Now your poem is in trouble. You’ve got wasps in the hose reel, you’ve got the sprinkler twirling at the end of the hose, and you’ve got Debussy’s cathedral sunk under the waves. You’ve got fish, you’ve got tomatoes. You’re starting to get strange purple interference patterns, fringe moiré patterns, at the edges of each metaphor, where it overlaps its neighbor. Photographers call this “purple fringing,” and it’s a flaw. This is the moment when your creative writing teacher may say: “You’ve got an awful lot going on here, Paul. Maybe you need to pare this poem down and pick a controlling image.”

And you acknowledge that he has a point — too many colors make the rinse water muddy. We know that. On the other hand, the world is full of metaphors that are happily coexisting in our brains and we don’t go crazy. You have them all swarming and nesting and reeled up in there, but they don’t trouble one another. One moment you entertain one metaphor, and the next moment the next, no harm done.

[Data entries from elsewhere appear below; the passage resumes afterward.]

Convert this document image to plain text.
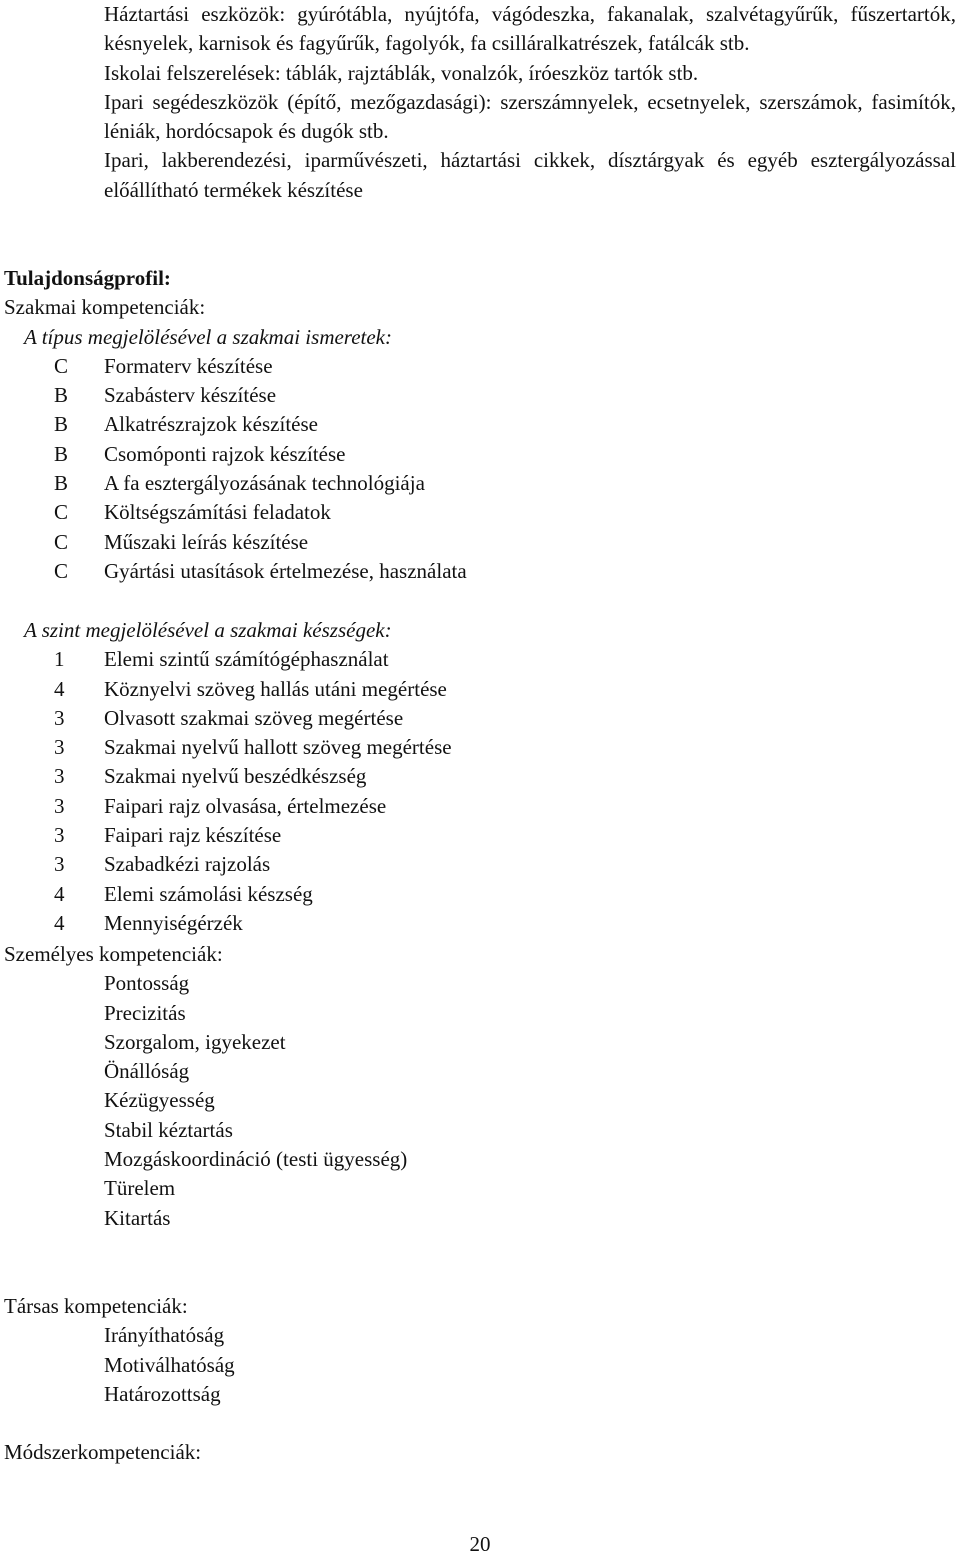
Háztartási eszközök: gyúrótábla, nyújtófa, vágódeszka, fakanalak, szalvétagyűrűk, fűszertartók, késnyelek, karnisok és fagyűrűk, fagolyók, fa csilláralkatrészek, fatálcák stb.

Iskolai felszerelések: táblák, rajztáblák, vonalzók, íróeszköz tartók stb.

Ipari segédeszközök (építő, mezőgazdasági): szerszámnyelek, ecsetnyelek, szerszámok, fasimítók, léniák, hordócsapok és dugók stb.

Ipari, lakberendezési, iparművészeti, háztartási cikkek, dísztárgyak és egyéb esztergályozással előállítható termékek készítése

Tulajdonságprofil:
Szakmai kompetenciák:
A típus megjelölésével a szakmai ismeretek:
C	Formaterv készítése
B	Szabásterv készítése
B	Alkatrészrajzok készítése
B	Csomóponti rajzok készítése
B	A fa esztergályozásának technológiája
C	Költségszámítási feladatok
C	Műszaki leírás készítése
C	Gyártási utasítások értelmezése, használata
A szint megjelölésével a szakmai készségek:
1	Elemi szintű számítógéphasználat
4	Köznyelvi szöveg hallás utáni megértése
3	Olvasott szakmai szöveg megértése
3	Szakmai nyelvű hallott szöveg megértése
3	Szakmai nyelvű beszédkészség
3	Faipari rajz olvasása, értelmezése
3	Faipari rajz készítése
3	Szabadkézi rajzolás
4	Elemi számolási készség
4	Mennyiségérzék
Személyes kompetenciák:
Pontosság
Precizitás
Szorgalom, igyekezet
Önállóság
Kézügyesség
Stabil kéztartás
Mozgáskoordináció (testi ügyesség)
Türelem
Kitartás
Társas kompetenciák:
Irányíthatóság
Motiválhatóság
Határozottság
Módszerkompetenciák:
20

And this time you think, I don’t want to worry so much about this rhetorical non-problem. I want to pour them all in and let them go wild together. Let all the metaphors fuck each other like desperate spouse-swappers, I don’t care. I summarily reject this notion of metaphorical interference for the time being and I’m putting it aside and I’m going to think over the things that call forth thought, and if they get in one another’s way from time to time that’s just what happens. It’s my poem. I don’t care what Peter Davison might think. He’s gone now and God rest him.